Edición nº 116
Al final del negro túnel
-Sólo vi un túnel.
En el bar de Sibiu, en Transilvania, Sorin me mira a lo más profundo de los ojos. Continúa.
-Vi un túnel negro con un hombre al fondo, que me hacía señales.
Espero. Tenemos todo el tiempo del mundo y recuerdo que, cuando yo me encontraba en la misma situación, también vi un túnel, sólo que éste me llevaba a un hotel en Rio de Janeiro, el Hotel Gloria. Miré aquel hotel, esperé lo peor, y pensé: “no es justo: ¡sólo tengo 26 años!” Justo o no, en la madrugada del 27 de mayo de 1974, estaba a las puertas de la muerte, y no veía lo que sucedía a mi lado. Sólo el túnel y el hotel. Pero mi historia no viene al caso; sólo sirve para señalar que entiendo perfectamente lo que Sorin me está contando en este bar perdido en mitad de los Cárpatos.
-Vi tan sólo un túnel negro, con un hombre que me apuntaba con un arma, y que me ordenaba que bajase del coche.
El calvario de Sorin Miscoci comenzó el 28 de marzo de 2005, cerca de Bagdad. Una cadena de televisión rumana lo había enviado allí por una semana. Terminó secuestrado durante 55 días.
-Más tarde, cuando me liberaron, los agentes de seguridad americanos me preguntaron cuántas personas había allí. Y yo les dije: una. Ellos se rieron y dijeron que no podía ser. Fue el psicólogo quien me ayudó, explicándome que en situaciones como aquélla, nada de lo que hay alrededor tiene importancia. Uno sólo ve el foco de la crisis, lo que le amenaza, y simplemente olvida el resto.
Sorin acaba de casarse con Andrea, que le acaricia la mano. Hace tres días que viajamos juntos, y seguiremos una semana más cruzando los Cárpatos. Yo conocía su historia, pero esperé a que estuviese en su ciudad natal para preguntarle por los detalles. Cristina Topescu, una vieja amiga, periodista de la misma cadena de televisión para la que trabaja Sorin, también está sentada a la mesa. Cuenta que, a la hora de movilizar al país, pocos colegas se presentaron para ir a hablar con el presidente de la república, por miedo a perder su puesto de trabajo.
-Lo peor fue cuando vi a Sorin con el mono naranja y la cabeza rapada, en un vídeo entregado al canal árabe Al Yazira –dice Cristina–. Era una señal de que la ejecución no tardaría.
-Sólo pedí una cosa a Dios: morir de un tiro al corazón. Había visto vídeos de prisioneros siendo decapitados; pedí, imploré que me fusilaran –añade Sorin.

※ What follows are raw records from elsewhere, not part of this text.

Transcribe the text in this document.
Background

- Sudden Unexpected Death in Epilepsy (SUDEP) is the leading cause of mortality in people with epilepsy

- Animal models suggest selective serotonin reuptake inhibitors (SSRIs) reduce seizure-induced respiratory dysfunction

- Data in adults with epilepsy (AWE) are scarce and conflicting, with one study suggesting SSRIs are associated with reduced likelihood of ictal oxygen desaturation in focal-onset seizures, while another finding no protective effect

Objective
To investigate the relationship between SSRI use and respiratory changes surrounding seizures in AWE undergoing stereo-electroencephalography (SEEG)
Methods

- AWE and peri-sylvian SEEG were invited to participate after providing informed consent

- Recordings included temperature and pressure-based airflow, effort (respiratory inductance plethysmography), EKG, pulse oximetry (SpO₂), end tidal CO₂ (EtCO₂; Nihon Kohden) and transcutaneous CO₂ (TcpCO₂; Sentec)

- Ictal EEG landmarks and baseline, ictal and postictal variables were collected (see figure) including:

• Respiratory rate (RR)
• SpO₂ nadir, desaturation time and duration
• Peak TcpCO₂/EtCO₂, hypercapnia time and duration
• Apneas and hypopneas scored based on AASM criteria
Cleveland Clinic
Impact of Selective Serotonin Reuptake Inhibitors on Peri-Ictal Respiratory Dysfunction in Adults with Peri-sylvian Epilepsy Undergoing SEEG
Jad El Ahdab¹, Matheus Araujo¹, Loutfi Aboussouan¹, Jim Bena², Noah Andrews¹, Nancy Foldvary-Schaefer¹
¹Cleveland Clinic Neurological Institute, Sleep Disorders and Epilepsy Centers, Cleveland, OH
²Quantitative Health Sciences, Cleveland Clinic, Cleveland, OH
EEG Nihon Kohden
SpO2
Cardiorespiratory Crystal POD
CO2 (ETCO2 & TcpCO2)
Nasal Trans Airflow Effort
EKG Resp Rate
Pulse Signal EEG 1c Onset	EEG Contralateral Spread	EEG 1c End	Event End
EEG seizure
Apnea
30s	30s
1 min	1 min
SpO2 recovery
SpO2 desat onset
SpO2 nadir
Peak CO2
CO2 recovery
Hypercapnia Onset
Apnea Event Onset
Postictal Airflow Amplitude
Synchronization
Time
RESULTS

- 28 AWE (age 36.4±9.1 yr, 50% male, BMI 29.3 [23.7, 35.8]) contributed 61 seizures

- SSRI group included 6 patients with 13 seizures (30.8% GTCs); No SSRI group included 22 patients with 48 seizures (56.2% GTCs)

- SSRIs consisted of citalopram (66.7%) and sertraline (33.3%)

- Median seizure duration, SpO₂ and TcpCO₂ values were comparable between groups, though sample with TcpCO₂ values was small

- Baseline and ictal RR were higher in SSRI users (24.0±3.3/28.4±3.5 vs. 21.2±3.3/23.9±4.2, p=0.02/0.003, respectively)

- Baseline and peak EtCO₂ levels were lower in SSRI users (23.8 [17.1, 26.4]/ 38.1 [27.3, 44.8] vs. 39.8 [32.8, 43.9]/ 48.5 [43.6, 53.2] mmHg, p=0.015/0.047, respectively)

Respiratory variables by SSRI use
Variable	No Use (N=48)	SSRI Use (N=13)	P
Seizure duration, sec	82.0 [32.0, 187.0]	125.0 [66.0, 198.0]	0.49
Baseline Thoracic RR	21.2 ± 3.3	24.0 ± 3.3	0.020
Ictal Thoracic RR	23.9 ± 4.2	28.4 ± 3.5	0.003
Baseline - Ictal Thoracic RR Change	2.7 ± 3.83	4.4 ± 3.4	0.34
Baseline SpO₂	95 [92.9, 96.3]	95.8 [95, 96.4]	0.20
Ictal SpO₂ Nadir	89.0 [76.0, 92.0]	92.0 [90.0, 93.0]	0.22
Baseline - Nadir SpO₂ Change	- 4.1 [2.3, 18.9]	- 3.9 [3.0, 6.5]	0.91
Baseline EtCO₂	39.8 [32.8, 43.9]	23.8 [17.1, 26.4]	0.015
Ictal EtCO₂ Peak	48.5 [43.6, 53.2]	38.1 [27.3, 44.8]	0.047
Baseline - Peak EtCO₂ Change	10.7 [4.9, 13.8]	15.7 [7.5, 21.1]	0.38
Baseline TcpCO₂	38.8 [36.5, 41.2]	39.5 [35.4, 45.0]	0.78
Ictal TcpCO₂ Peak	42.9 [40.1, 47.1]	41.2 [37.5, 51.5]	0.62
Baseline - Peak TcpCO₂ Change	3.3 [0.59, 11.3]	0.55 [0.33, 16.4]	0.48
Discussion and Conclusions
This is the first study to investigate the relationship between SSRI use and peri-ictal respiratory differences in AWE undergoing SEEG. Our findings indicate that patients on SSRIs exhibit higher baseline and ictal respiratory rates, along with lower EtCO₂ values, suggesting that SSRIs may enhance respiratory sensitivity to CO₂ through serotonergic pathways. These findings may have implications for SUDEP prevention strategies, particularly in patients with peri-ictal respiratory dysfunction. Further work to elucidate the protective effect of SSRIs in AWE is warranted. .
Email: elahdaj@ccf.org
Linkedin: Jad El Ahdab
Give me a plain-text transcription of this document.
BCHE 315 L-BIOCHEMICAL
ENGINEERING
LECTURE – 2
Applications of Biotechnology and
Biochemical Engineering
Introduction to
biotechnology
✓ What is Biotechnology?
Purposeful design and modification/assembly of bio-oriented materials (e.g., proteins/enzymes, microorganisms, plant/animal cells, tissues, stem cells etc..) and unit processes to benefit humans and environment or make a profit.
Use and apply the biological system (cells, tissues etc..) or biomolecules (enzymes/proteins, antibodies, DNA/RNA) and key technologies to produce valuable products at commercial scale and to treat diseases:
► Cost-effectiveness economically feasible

Andrea le da un beso. Él sonríe, me pregunta si quiero continuar en ese restaurante, o si prefiero ir al único karaoke de Sibiu. Prefiero cortar ahí la conversación, mejor cantar juntos. Nuestro grupo se levanta, intento pagar la cuenta, pero nos invita la casa, en homenaje al héroe local, aquél que, a pesar de todo, sobrevivió.
Camino de la discoteca, pienso en el túnel negro: sin ánimo de teñir de romanticismo una situación dramática, entiendo que eso le pasa a todo el mundo. Cuando nos encontramos frente a algo que nos amenaza de veras, es imposible mirar alrededor, aunque ése sea el comportamiento más correcto y seguro. No somos capaces de ver con claridad, de usar la lógica, de conseguir información que pueda sernos de ayuda a nosotros y a los que intentan sacarnos de esa situación. En el amor y en la guerra somos humanos, gracias a Dios.
Llegamos al karaoke, bebemos un poco más, cantamos canciones de Elvis, de Madonna, de Ray Charles. Nuestro grupo es interesante: Lacrima, que fue abandonada cuando tenía sólo dos meses. Leonardo, que ha salido de una depresión que duró dos años. Cristina Topescu, que ha pasado recientemente por momentos difíciles. Sorin, con sus 55 días de cautiverio, y Andrea, que estuvo a punto de perder a la persona que ama. Yo, con mis cicatrices en el cuerpo y en el alma.
Y aun así bebemos, cantamos, celebramos la vida. Tener amigos como éstos me da algo más que esperanza; me hace entender que los verdaderos supervivientes jamás serán víctimas de sus verdugos, porque son capaces de mantener lo más importante que tiene el ser humano: la alegría.
Y donde hay alegría después de la tragedia, habrá siempre un ejemplo a seguir.